A campanha está no ar com a página 'Vamos salvar a Priscila', criada no último dia 11 de junho, e que já conta com mais de 3.200 curtidas. Da meta a ser alcançada – R$100 mil -, 10% já foram arrecadados. “A partir daí, retomei a fé e passei a confiar na minha vitória sobre a doença. Agora sim, acho que é possível e que vamos conseguir”, afirma Priscila, que é mãe de três filhos – o mais velho, de 13; e um casal de gêmeos de 6. Para quem quiser ajudar, os dados são:

Banco do Brasil – Agência: 1228-9 / Conta Corrente: 35696-4 / Nome: Priscila Vila Real Macedo
Doações internacionais – IBAN: BR8300000000012280000356964 / SWIFT: BRASJPJT

Contudo, até chegar a esse ponto, a jornada da gerente de vendas não foi fácil. “Tudo começou quando senti um caroço no meu rosto.
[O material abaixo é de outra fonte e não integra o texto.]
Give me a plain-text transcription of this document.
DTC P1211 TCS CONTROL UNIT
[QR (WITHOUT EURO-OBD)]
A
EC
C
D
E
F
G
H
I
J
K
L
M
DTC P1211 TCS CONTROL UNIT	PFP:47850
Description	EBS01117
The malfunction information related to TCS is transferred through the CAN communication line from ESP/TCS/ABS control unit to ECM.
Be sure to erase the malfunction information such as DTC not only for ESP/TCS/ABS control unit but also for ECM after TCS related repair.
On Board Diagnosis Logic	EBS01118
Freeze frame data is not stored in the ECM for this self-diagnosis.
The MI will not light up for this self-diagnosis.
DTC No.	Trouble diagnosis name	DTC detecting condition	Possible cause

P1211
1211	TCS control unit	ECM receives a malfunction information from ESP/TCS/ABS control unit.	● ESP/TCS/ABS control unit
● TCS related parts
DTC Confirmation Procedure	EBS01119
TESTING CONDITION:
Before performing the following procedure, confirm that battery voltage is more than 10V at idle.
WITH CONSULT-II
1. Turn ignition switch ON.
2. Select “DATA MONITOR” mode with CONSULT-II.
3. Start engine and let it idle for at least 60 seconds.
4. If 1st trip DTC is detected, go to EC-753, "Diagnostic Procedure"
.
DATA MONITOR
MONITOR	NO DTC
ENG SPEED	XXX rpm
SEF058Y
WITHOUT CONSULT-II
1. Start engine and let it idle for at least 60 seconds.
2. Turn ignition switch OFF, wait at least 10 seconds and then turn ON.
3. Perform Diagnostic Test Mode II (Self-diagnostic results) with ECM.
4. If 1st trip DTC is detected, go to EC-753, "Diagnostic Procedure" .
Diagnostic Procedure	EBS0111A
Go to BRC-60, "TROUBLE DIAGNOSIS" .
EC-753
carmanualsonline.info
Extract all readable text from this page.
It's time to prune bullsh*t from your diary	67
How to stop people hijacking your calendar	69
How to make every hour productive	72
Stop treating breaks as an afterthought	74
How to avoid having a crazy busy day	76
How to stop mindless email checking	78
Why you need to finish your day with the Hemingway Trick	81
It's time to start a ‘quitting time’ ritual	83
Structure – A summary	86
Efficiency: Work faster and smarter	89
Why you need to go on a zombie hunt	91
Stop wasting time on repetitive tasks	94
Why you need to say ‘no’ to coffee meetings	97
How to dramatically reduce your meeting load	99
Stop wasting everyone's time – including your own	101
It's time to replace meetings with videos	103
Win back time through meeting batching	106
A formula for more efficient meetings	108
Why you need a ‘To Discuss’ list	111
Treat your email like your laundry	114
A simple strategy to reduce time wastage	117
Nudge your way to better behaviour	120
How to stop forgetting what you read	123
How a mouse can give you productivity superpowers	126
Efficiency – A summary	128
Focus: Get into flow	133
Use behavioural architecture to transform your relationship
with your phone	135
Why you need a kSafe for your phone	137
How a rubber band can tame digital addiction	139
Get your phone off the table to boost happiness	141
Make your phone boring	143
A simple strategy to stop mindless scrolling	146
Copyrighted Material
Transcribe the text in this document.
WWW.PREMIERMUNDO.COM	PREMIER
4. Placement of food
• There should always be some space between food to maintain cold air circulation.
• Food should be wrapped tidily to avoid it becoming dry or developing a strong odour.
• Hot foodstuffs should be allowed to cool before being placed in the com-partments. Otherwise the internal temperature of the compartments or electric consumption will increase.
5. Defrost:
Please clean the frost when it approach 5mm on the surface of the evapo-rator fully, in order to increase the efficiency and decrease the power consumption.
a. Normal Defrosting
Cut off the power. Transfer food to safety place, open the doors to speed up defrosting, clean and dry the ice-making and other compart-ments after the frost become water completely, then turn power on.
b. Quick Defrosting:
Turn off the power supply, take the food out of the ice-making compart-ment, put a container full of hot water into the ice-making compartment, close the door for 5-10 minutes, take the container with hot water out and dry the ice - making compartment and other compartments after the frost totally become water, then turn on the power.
Fiz vários exames, passei por vários hospitais e, no primeiro semestre de 2013, tive o diagnóstico definitivo: rabdomiosarcoma alveolar de alto grau”, conta. Como havia perdido recentemente um tio para o câncer de intestino, a notícia caiu com uma sentença cruel. “Pensei nos meus filhos e na minha família. Foi desesperador”, acrescenta.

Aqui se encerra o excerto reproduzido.